The following three article will explain you everything you need to know about rsync:
rdiff-backup does remote incremental backup of your system effectively. This combines two powerful backup concepts–mirroring and incremental backup. First, it takes the full copy of the specified folder to the remote server. The extra reverse diffs are stored under a subdirectory in the remote system, which helps you to recover files from earlier.
You need to install rdiff-backup on both local and remote system. The following example will backup the content of /home/ramesh from local server to the remote server. Like we mentioned earlier, it does both the mirroring and incremental backup.
rdiff-backup /home/ramesh ramesh@remotehost::/backup/ramesh
rdiff-backup works on both binary file and text files, and during incremental backup, it takes only the portion of the data that are changed. This uses the librsync, which uses the similar diffing algorithm as rsync.

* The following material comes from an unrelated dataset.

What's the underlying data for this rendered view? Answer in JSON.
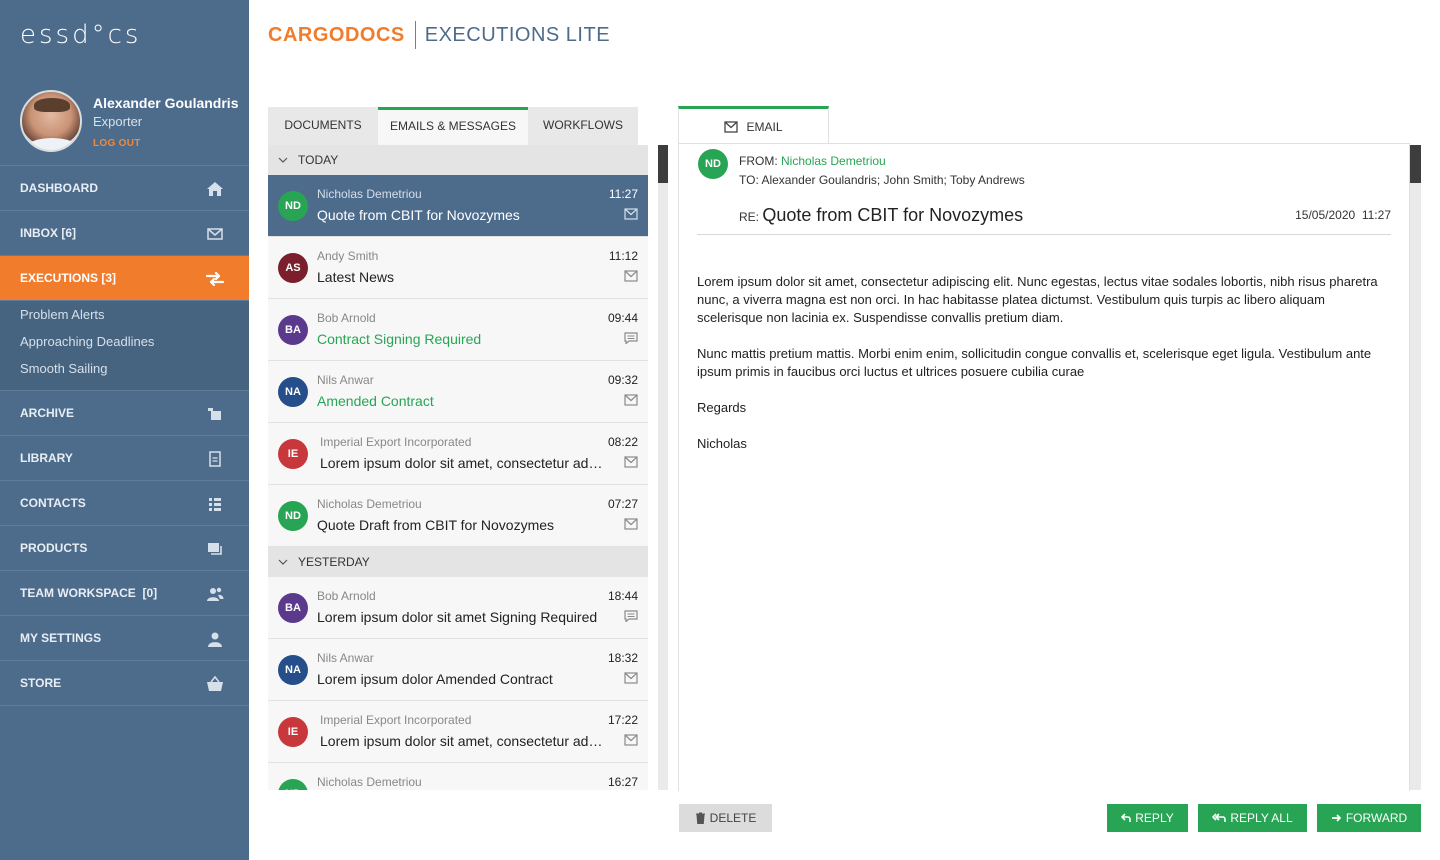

The following are some of the key features of rdiff-backup:
- Easy to use command line utility
- Implements both mirroring and incremental backups
- It saves space (and bandwidth) during backup process
- Apart from Linux, it works on Mac OS X also
grsync stands for GUI for rsync. It uses GTK libraries for the UI. Apart from Linux, this also works on Windows and Mac OS X.
You create a session that contains a set of files and folders that needs to be backed-up. A session is just like a backupset.
grsync has the following three tabs:
- Basic Options: You can set several rsync flags. For example: Preserve time, owner, permission and group. Delete on destination, ignore existing, skip newer, etc.
- Advanced Options: This contains several additional rsync options. For example: Always checksum, compress file data, Only update existing files, Keep partially transferred files, Copy hardlinks as hardlinks, etc.,
- Extra Options: Additional rsync options.
rsnapshot uses the combination of rsync and hard links to maintain full-backup and incremental backups. Once you’ve setup and configured rsnapshot, there is absolutely no maintenance involved in it. rsnapshot will automatically take care of deleting and rotating the old backups.
It also takes very less disk space. The first full backup will take the same size as your original files and directories. Subsequent rsnapshot full backups takes only less space, as it takes backup of only the modified files from the previous full backup.